Job not running

Hi all,

Job is running perfectly for 48 cores in 1 node and also running for 24cores on 2 nodes.
A node is having a capacity of 48 cores.
If the same job is submitted on 2 nodes with 48 cores and it is not running and giving an error like the below.


There are not enough slots available in the system to satisfy the 96
slots that were requested by the application:

CitcomSFull

Either request fewer slots for your application, or make more slots
available for use.

A “slot” is the Open MPI term for an allocatable unit where we can
launch a process.
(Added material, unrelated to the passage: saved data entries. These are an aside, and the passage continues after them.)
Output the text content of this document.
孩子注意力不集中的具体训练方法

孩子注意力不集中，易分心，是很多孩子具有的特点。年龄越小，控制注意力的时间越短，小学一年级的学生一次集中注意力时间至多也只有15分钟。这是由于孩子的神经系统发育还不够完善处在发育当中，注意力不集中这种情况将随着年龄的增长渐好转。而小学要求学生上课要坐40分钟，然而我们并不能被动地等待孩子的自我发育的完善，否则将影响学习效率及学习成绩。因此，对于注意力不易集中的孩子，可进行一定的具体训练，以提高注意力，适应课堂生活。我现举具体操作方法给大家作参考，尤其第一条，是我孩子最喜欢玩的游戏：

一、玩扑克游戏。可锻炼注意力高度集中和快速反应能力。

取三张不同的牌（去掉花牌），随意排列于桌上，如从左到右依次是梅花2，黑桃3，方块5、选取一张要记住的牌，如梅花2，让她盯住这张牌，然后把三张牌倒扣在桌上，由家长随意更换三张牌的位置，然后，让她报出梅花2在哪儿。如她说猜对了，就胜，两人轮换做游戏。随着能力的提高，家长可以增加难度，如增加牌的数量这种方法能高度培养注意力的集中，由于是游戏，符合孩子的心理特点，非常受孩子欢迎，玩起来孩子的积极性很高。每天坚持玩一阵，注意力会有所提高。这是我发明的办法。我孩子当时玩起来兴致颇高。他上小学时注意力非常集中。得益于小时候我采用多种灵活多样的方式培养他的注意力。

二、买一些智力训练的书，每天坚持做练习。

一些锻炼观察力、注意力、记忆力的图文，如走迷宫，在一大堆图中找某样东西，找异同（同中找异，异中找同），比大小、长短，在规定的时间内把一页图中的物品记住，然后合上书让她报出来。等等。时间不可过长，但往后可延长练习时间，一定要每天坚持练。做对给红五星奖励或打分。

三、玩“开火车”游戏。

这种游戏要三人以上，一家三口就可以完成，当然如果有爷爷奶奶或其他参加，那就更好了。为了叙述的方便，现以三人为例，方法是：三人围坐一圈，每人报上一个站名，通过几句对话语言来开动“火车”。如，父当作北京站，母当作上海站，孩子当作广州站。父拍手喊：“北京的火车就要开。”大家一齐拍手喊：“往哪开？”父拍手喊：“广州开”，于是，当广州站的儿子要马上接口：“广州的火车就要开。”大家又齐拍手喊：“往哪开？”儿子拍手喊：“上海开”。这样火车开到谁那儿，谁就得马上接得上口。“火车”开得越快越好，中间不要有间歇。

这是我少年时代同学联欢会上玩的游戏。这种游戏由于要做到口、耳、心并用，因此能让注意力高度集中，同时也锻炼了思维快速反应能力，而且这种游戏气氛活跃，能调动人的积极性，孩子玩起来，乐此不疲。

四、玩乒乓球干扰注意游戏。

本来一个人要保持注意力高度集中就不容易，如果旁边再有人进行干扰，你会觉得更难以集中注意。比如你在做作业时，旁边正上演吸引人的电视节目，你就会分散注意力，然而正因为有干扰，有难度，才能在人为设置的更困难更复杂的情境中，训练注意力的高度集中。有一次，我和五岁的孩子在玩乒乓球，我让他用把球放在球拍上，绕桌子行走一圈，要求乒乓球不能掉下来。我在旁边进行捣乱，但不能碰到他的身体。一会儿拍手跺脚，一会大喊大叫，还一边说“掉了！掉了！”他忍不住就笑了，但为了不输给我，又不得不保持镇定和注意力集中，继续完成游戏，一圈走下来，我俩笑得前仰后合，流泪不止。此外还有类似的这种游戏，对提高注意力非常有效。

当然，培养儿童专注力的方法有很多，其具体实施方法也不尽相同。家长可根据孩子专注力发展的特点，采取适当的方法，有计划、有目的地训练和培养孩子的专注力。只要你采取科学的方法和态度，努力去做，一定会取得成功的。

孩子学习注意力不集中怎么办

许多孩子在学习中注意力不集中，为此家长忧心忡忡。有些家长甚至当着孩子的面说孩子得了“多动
The number of slots available are defined by the
environment in which Open MPI processes are run:

  1. Hostfile, via “slots=N” clauses (N defaults to number of
    processor cores if not provided)
  2. The --host command line parameter, via a “:N” suffix on the
    hostname (N defaults to 1 if not provided)
  3. Resource manager (e.g., SLURM, PBS/Torque, LSF, etc.)
  4. If none of a hostfile, the --host command line parameter, or an
    RM is present, Open MPI defaults to the number of processor cores

In all the above cases, if you want Open MPI to default to the number
of hardware threads instead of the number of processor cores, use the
–use-hwthread-cpus option.

Alternatively, you can use the --oversubscribe option to ignore the
number of available slots when deciding the number of processes to
launch.


And the job script is mentioned below.

#!/bin/bash
#PBS -N testjyo
#PBS -l nodes=2:ppn=48
#PBS -l walltime=72:00:00
#PBS -q qreg_3day_small
#PBS -l mem=6gb
#PBS -e error_reunion.log
#PBS -o output_reunion.log

cd $PBS_O_WORKDIR

module load libs/gmt-4.5.18
module load codes/citcoms-3.3.1
module load compilers/openmpi/4.1.1

mpirun -np 96 --oversubscribe CitcomSFull reunion_E15_CT200.input

Request help for the above issue.

Please try this script:

#!/bin/bash
#PBS -N testjyo
#PBS -l select=2:ncpus=48:mpiprocs=48:mem=6gb
#PBS -l walltime=72:00:00
#PBS -q qreg_3day_small
#PBS -e error_reunion.log
#PBS -o output_reunion.log
cd $PBS_O_WORKDIR
module load libs/gmt-4.5.18
module load codes/citcoms-3.3.1
module load compilers/openmpi/4.1.1
mpirun -np 96 --hostfile  $PBS_NODEFILE  --oversubscribe CitcomSFull reunion_E15_CT200.input

Also, go through this link Openmpi support - #7 by adarsh and check other openmpi topics in the forum.